Summarized in the following table is information for the Fund with respect to the standardized measure of discounted future net cash flows relating to proved oil and gas reserves.  Future cash inflows were determined based on average first-of-the-month pricing for the prior twelve-month period.  Future production and development costs are derived based on current costs assuming continuation of existing economic conditions.

 
   
December 31,
 
   
2014
   
2013
 
   
(in thousands)
 
Future cash inflows
  $ 29,128     $ 64,392  
Future production costs
    (2,566 )     (6,628 )
Future development costs
    (8,854 )     (20,534 )
Future ad valorem taxes
    -       (599 )
Future net cash flows (a) (b)
    17,708       36,631  
10% annual discount for estimated timing of cash flows
    (5,381 )     (12,562 )
Standardized measure of discounted future estimated net cash flows (a) (b)
  $ 12,327     $ 24,069  

(a)
On January 17, 2014, the Fund entered into an agreement to sell its leasehold interests in the Raven Project to a third party, which, at December 31, 2013, included undiscounted and discounted cash flows of approximately $17.4 million and $12.5 million, respectively.

(b)
During January 2015, the Carrera Project was shut-in due to ongoing mechanical issues related to a blockage in the flowline.  Upon evaluation, it was determined that estimated costs to bring the well back on production were not economic relative to the remaining reserves.  As a result, undiscounted and discounted cash flows at December 31, 2014 of approximately $0.7 million related to the Carrera Project are not expected to be realized.
 
Table V - Changes in the Standardized Measure for Discounted Future Net Cash Flows

The changes in present values between years, which can be significant, reflect changes in estimated proved reserve quantities and prices and assumptions used in forecasting production volumes and costs.
 
   
Year ended December 31,
 
   
2014
   
2013
 
   
(in thousands)
 
Net change in sales and transfer prices and in production costs
 related to future production
  $ (2,638 )   $ 1,110  
Sales and transfers of oil and gas produced during the period
    (2,453 )     (10,206 )
Net change due to purchases and sales of minerals in place (a)
    (12,530 )     -  
Changes in estimated future development costs
    4,227       (2,730 )
Net change due to revisions in quantities estimates
    743       5,249  
Accretion of discount
    2,407       2,742  
Other
    (1,498 )     482  
Aggregate change in the standardized measure of discounted future net cash flows
for the year (b)
  $ (11,742 )   $ (3,353 )


 
(a)
On January 17, 2014, the Fund entered into an agreement to sell its leasehold interests in the Raven Project to a third party, which, at December 31, 2013, included discounted cash flows of approximately $12.5 million.
 
 
(b)
During January 2015, the Carrera Project was shut-in due to ongoing mechanical issues related to a blockage in the flowline.  Upon evaluation, it was determined that estimated costs to bring the well back on production were not economic relative to the remaining reserves.  See additional information in Tables III and IV.

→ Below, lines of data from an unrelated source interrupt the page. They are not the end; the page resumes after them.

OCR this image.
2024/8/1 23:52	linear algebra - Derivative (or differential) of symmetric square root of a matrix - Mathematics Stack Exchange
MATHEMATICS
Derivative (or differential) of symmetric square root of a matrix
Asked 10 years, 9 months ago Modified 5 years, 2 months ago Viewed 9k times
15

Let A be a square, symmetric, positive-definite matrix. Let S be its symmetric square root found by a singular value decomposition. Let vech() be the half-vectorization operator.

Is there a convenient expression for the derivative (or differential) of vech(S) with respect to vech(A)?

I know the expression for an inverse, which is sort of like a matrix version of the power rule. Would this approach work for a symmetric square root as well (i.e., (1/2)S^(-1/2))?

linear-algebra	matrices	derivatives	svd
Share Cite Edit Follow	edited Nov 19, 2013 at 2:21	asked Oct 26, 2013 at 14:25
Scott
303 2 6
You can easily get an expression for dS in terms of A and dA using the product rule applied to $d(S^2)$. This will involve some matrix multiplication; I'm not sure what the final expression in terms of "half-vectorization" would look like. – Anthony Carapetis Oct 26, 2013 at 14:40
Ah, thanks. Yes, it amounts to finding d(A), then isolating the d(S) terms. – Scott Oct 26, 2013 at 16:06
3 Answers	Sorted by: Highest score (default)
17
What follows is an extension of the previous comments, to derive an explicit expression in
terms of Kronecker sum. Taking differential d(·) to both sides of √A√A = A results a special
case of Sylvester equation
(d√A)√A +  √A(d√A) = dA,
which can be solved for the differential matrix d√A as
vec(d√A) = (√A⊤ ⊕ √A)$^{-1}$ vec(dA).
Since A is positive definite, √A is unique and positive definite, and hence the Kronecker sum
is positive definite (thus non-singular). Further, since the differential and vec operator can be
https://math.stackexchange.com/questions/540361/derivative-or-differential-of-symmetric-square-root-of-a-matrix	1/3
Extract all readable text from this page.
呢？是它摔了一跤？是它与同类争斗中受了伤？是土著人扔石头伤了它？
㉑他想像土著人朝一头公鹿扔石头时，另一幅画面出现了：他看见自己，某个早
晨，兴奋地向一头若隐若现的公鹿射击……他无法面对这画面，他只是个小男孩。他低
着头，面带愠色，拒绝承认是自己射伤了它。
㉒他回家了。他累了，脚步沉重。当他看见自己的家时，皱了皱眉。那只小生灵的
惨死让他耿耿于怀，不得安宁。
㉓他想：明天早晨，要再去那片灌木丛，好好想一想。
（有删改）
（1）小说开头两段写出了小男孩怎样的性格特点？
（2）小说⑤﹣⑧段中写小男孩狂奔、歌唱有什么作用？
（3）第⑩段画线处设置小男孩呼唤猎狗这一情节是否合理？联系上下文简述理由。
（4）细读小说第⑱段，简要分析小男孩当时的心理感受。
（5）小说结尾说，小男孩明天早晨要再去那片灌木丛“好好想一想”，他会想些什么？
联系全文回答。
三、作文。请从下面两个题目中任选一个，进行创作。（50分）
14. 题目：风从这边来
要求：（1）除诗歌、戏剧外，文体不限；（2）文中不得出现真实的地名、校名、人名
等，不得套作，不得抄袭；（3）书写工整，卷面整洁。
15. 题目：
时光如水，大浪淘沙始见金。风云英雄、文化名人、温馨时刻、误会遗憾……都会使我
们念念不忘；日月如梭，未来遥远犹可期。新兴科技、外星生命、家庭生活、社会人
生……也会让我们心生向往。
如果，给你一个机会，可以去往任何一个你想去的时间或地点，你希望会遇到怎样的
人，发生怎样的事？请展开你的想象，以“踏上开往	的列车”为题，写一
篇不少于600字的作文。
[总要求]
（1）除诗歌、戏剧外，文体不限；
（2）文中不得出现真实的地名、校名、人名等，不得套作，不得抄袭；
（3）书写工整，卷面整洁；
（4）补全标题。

It is necessary to emphasize that the data presented should not be viewed as representing the expected cash flow from, or current value of, existing proved reserves as the computations are based on a number of estimates. Reserve quantities cannot be measured with precision and their estimation requires many judgmental determinations and frequent revisions. The required projection of production and related expenditures over time requires further estimates with respect to pipeline availability, rates and governmental control. Actual future prices and costs are likely to be substantially different from the current price and cost estimates utilized in the computation of reported amounts. Any analysis or evaluation of the reported amounts should give specific recognition to the computational methods utilized and the limitation inherent therein.